A primeira atua nos portos e nas fronteiras, enquanto a segunda trabalha em escritórios refrigerados em uma vintena de localidades no país que concentram 99% de todo o fluxo comercial brasileiro. As operações mais notórias da primeira são as rotineiras apreensões de badulaques em Foz do Iguaçu; a segunda, discreta, opera o Siscomex e é ignorada pela mídia. Não atentar para essas distinções é próprio de um cérebro nanico. Um caminho para o controle das fronteiras – mal sucedido desde os tempos de D. Manuel – seria a criação de uma força policial especializada. Hoje, os Auditores-Fiscais são selecionados por meio de concursos onde são exigidas matérias júrídicas e contábeis, não precisam ter vocação ou formação de polícia repressiva, mas isso seria outra discussão. O nanico parece que ouviu o galo cantar e não sabe onde…
Sds
Anônimo.
PS Durante a gestão anterior do Unafisco, o sindicato tornou-se patrocinador do Le Monde Diplomatique no Brasil, mediante uma contribuição anual de R$ 200.000,00.
Excelente comentário.
De fato, o que o Sicsú tenta fazer o tempo todo é achar uma evidência (qualquer uma) para provar sua tese, mesmo que a relevância dela seja muito restrita. Fez assim na escolha de um dado muito particular (e, que ele mesmo reconhece, discutível – cito: “quando apresentei os dados já esperava que a crítica fosse feita”) e faz, de novo, quando elege a fiscalização de fronteira como prioridade relativamente à análise do Siscomex.
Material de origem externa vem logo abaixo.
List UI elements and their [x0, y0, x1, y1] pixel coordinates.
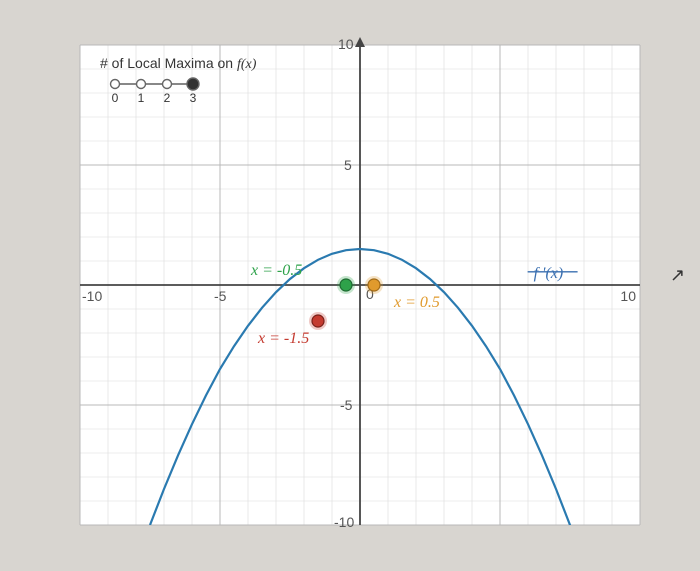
marker-label: x = 0.5 — [393, 294, 440, 311]
axis-label: 10 — [620, 288, 636, 304]
slider-tick-label: 3 — [190, 91, 197, 105]
marker-point[interactable] — [368, 279, 380, 291]
cursor-icon: ↖ — [670, 265, 685, 286]
marker-point[interactable] — [340, 279, 352, 291]
slider-dot[interactable] — [137, 80, 146, 89]
graph-svg: -10 -5 10 10 5 -5 -10 0 f '(x) x = -1.5 x = -0.5 x … — [20, 20, 700, 551]
marker-label: x = -1.5 — [257, 330, 309, 347]
curve-label: f '(x) — [534, 265, 564, 282]
slider-tick-label: 2 — [164, 91, 171, 105]
slider-dot[interactable] — [163, 80, 172, 89]
marker-point[interactable] — [312, 315, 324, 327]
axis-label: 5 — [344, 157, 352, 173]
slider-title: # of Local Maxima on f(x) — [100, 55, 257, 72]
marker-label: x = -0.5 — [250, 262, 302, 279]
y-axis-arrow — [355, 37, 365, 47]
slider-tick-label: 0 — [112, 91, 119, 105]
slider-dot[interactable] — [187, 78, 199, 90]
slider-tick-label: 1 — [138, 91, 145, 105]
axis-label: -5 — [214, 288, 227, 304]
axis-label: -10 — [82, 288, 102, 304]
slider-dot[interactable] — [111, 80, 120, 89]
axis-label: -5 — [340, 397, 353, 413]
chart-container: -10 -5 10 10 5 -5 -10 0 f '(x) x = -1.5 x = -0.5 x … — [20, 20, 700, 551]
axis-label: 10 — [338, 36, 354, 52]
axis-label: -10 — [334, 514, 354, 530]
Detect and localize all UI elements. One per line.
São sinais claros de desonestidade intelectual.
Abs
Alex
Pois é, Alexandre Sch…(não vou me arriscar a escrever seu sobrenome, senão você pode se valer sarcasticamente, digamos, da mesma artilharia pesada que usou recentemente contra o Luís A. de Oliveira Lima).
Por falar em “desenvolvimentistas”, linha de pensamento e ação com a qual (jurassicamente!) ainda me identifico, ao ler os argumentos (!)do artigo inicial do Sicsú fiquei com a seguinte dúvida: parafraseando e complementando o Paulo N. Batista Jr., outro “desenvolvimentista” midiático, pelo jeito ( e tristemente) o serviço público não apenas emburrece (ele utilizou essa expressão “carinhosa” em referência aos “economistas do mercado”), mas também atiça o lado masoquista das pessoas. Juro por todos os (seus) juros que não me lembro de ter visto alguém dar a cara para bater duas vezes (no artigo e na tréplica), de um modo tão primário, simplista e descuidado. Mereceu apanhar pesado…
Para salvar os “barnabés”, ao menos dispomos no seu blog do excelente,sensato e muito bem escrito comentário do meu “primo rico” da Receita (também sou fiscal tributário, mas no nível municipal). Efetivamente é a melhor crítica aos textos do Sicsú.
Abraços
Neste espaço você não ouvirá críticas ao funcionalismo. Passei dois anos e meio no BC convivendo com funcionários exemplares, gente com vocação para servir ao país, com quem dá orgulho trabalhar.
Isto não quer dizer que não haja distorções sérias no gasto público brasileiro que devem ser analisadas e, na medida do possível corrigidas.
O que não é possível é aceitar um artigo cretino como o do Sicsú. É um insulto ao leitor…
E concordo com você. A tréplica conseguiu ser ainda pior que o original. Mas disto o Marcos Lisboa (http://www1.folha.uol.com.br/fsp/dinheiro/fi2610200703.htm) tratou muito bem.
Quanto ao meu sobrenome, não se preocupe. Eu sei bem o que é ter 9 consoantes em 11 letras. Só que, hoje em dia, é tão fácil fazer “copiar” & “colar”…
Abs
Alex
Bom dia Sr Alex,
Gostaria de saber o que o Sr achou do rebaixamento do Corinthians?
Gosto muito dos seus comentarios alinhados com o outrso consultores do mercado.
Saudacoes,
Anonimo
O rebaixamento (ainda) não aconteceu, mas, quando acontecer, será um dia feliz para o futebol mundial. Ficaremos livres da mediocriadade por, pelo menos, um ano.